Lesson two: Take no vote for granted. Throughout the debate—from President Oba- ma’s address to a joint session of Congress, through committee hearings, and ultimately during floor debates in both chambers—we had to repeatedly educate lawmakers about research showing that limiting the rights of patients injured through no fault of their own would not advance the overarching goal of reducing health care costs and covering the uninsured. Linda Lipsen, AAJ’s executive vice president of public affairs, and her team of professionals in AAJ’s Public Affairs Department, worked day and night re- minding lawmakers of these facts and communicating AAJ’s message until the final vote was taken.
Lesson three: A strong offense is the best defense. Our success is also due in large part to the “98,000 Reasons” campaign executed by AAJ’s Communications Department staff. One of its most exciting elements was the purchase of all billboard and ad space at Union Station in Washington, D.C., through which thousands of House and Senate staffers and members traverse daily on their way to and from Capitol Hill.
The billboards and ads, which were up from December 1 through New Year’s Day, re- minded commuters that some 98,000 Americans are killed annually by preventable medical errors.

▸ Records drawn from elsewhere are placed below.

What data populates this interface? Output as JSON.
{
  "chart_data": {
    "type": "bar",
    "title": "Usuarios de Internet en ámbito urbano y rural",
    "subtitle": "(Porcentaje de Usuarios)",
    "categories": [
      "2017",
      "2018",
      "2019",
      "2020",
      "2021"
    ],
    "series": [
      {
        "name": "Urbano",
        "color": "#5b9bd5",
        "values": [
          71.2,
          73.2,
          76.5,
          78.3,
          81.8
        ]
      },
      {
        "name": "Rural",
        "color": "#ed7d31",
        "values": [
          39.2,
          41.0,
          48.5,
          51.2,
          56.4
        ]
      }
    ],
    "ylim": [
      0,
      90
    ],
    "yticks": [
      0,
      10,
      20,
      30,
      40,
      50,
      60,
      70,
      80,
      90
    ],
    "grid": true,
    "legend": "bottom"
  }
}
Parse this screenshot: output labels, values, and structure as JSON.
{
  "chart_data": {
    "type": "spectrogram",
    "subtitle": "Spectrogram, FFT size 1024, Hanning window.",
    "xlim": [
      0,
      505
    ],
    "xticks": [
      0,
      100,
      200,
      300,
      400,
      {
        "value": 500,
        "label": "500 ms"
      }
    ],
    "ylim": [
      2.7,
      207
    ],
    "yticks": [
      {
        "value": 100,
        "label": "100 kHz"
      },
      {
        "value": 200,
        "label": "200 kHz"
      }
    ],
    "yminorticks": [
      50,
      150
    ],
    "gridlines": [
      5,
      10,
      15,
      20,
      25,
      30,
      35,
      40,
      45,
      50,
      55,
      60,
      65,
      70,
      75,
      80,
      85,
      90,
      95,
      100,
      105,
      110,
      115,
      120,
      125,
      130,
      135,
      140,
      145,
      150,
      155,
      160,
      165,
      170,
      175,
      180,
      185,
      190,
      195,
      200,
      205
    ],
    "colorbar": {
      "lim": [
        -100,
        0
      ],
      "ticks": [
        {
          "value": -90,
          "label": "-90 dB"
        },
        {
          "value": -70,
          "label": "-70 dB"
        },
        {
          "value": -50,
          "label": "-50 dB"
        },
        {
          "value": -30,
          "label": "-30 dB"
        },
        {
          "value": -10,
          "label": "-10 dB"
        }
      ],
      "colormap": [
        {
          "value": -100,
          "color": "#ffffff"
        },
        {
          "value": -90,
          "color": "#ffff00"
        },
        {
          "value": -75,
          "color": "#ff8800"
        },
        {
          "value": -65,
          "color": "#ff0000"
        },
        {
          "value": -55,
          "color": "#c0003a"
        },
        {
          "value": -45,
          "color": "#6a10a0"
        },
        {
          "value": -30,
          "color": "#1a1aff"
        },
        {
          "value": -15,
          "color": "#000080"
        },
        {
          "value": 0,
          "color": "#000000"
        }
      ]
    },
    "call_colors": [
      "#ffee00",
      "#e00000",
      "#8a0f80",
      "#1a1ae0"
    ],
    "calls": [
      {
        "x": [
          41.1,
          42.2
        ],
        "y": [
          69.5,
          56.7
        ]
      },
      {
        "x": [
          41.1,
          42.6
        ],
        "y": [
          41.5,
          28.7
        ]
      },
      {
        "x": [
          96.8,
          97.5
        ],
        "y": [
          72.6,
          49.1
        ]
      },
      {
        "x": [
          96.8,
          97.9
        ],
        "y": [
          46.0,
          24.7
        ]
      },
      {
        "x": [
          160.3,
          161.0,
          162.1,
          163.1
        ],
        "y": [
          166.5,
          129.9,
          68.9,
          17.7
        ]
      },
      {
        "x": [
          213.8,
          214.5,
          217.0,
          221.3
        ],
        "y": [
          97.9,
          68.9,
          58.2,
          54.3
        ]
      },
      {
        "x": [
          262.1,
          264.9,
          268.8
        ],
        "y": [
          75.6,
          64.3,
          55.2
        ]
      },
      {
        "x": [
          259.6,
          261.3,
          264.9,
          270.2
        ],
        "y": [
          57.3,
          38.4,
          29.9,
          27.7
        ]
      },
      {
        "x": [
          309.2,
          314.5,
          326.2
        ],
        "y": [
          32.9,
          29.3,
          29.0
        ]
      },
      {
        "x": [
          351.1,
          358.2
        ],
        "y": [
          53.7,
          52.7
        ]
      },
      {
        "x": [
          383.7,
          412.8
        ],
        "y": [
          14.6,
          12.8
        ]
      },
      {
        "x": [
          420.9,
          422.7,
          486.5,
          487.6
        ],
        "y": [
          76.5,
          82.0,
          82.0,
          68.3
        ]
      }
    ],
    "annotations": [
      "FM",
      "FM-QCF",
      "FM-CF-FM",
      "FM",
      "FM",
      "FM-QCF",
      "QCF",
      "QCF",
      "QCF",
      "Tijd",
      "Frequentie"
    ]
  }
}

This generated significant press coverage about the human toll of medical negligence and its effect on American families. Ray DeLorenzi, AAJ’s communications director, and his team of professionals deserve special recognition for conceptualizing and implementing this effective campaign.
There is no constituency of people who have or will become victims of medical negligence. They have no -representatives in Congress to look out for their interests. But they do have a voice—ours. We can all be proud of the work we did speaking on behalf of injured patients and ensuring their access to justice in the years to come.